Los jueces de L’Aquila no deciden y se pospone el día que debía ser decisivo. El Tribunal de Apelación se reservó sus derechos sobre el recurso presentado por los abogados de la familia residente en los bosques de Palmoli contra la suspensión de la patria potestad de Nathan y Catherine. La decisión también se refiere al traslado de sus tres hijos menores y su internamiento en un centro protegido en presencia de su madre, decidido por el tribunal de menores. El panel adoptó esta decisión tras la audiencia documental que tuvo lugar a distancia por la tarde.
En el centro de la decisión se encuentran los informes de los tutores de los niños y la documentación aportada por los abogados de la familia que esperan haber convencido a los jueces. Entre los puntos más controvertidos de la orden de expulsión, además de la vivienda, se encontraban los antecedentes educativos, la socialización y la escolarización de los niños. Según uno de los tutores, los niños “no saben leer, ahora están aprendiendo el alfabeto” y la mayor, de ocho años, “puede escribir su nombre al dictado”. Comentarios que niegan la certificación de una escuela de Brescia sobre su nivel de enseñanza.

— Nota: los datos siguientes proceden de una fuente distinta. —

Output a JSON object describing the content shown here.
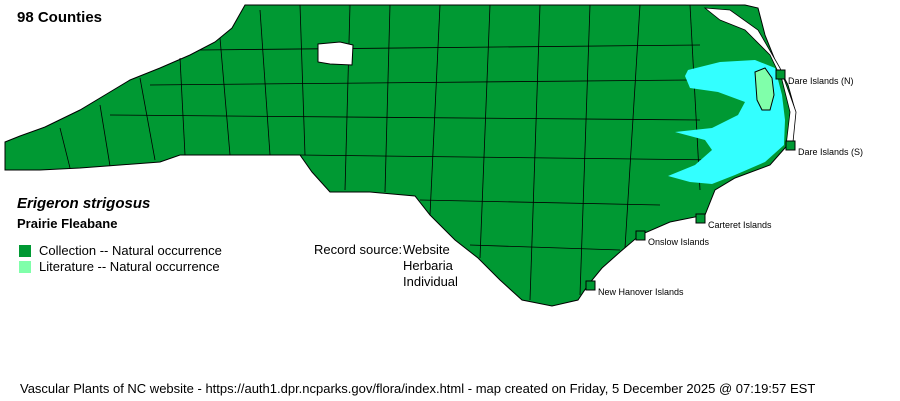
{
  "county_count": "98 Counties",
  "species": {
    "scientific_name": "Erigeron strigosus",
    "common_name": "Prairie Fleabane"
  },
  "legend": [
    {
      "label": "Collection -- Natural occurrence",
      "color": "#009933"
    },
    {
      "label": "Literature -- Natural occurrence",
      "color": "#80ffaa"
    }
  ],
  "record_source": {
    "label": "Record source:",
    "values": [
      "Website",
      "Herbaria",
      "Individual"
    ]
  },
  "islands": [
    {
      "label": "Dare Islands (N)",
      "status": "Collection"
    },
    {
      "label": "Dare Islands (S)",
      "status": "Collection"
    },
    {
      "label": "Carteret Islands",
      "status": "Collection"
    },
    {
      "label": "Onslow Islands",
      "status": "Collection"
    },
    {
      "label": "New Hanover Islands",
      "status": "Collection"
    }
  ],
  "colors": {
    "collection": "#009933",
    "literature": "#80ffaa",
    "water": "#33ffff",
    "no_record": "#ffffff"
  },
  "footer": "Vascular Plants of NC website - https://auth1.dpr.ncparks.gov/flora/index.html - map created on Friday, 5 December 2025 @ 07:19:57 EST"
}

“Todavía no hay respuesta de la familia sobre las lecciones en casa impartidas por el profesor Palmoli”, dijo a ANSA el alcalde de la pequeña localidad de Abruzzo, Giuseppe Masciulli, añadiendo “hasta la fecha no hay noticias respecto a hace una semana”. Una vez más: “Aún no hay contacto ni con la familia ni con los abogados”. Sobre la cuestión del proyecto que se presentará a la oficina técnica municipal sobre la ampliación y adecuación de la finca en el bosque, Masciulli explica que “aún no se ha presentado nada al Ayuntamiento”. El inspector Simone Agostino, que había manifestado su voluntad de emprender el proyecto para hacer la casa más cómoda para los tres niños, confirma que no obtuvo información de Nathan Trevallion.
“La Navidad está a la vuelta de la esquina y espero que sea una Navidad de paz y alegría para esta familia que no hizo nada malo, sólo quería vivir en libertad, con el mayor respeto a las leyes del estado que los acoge”, concluye.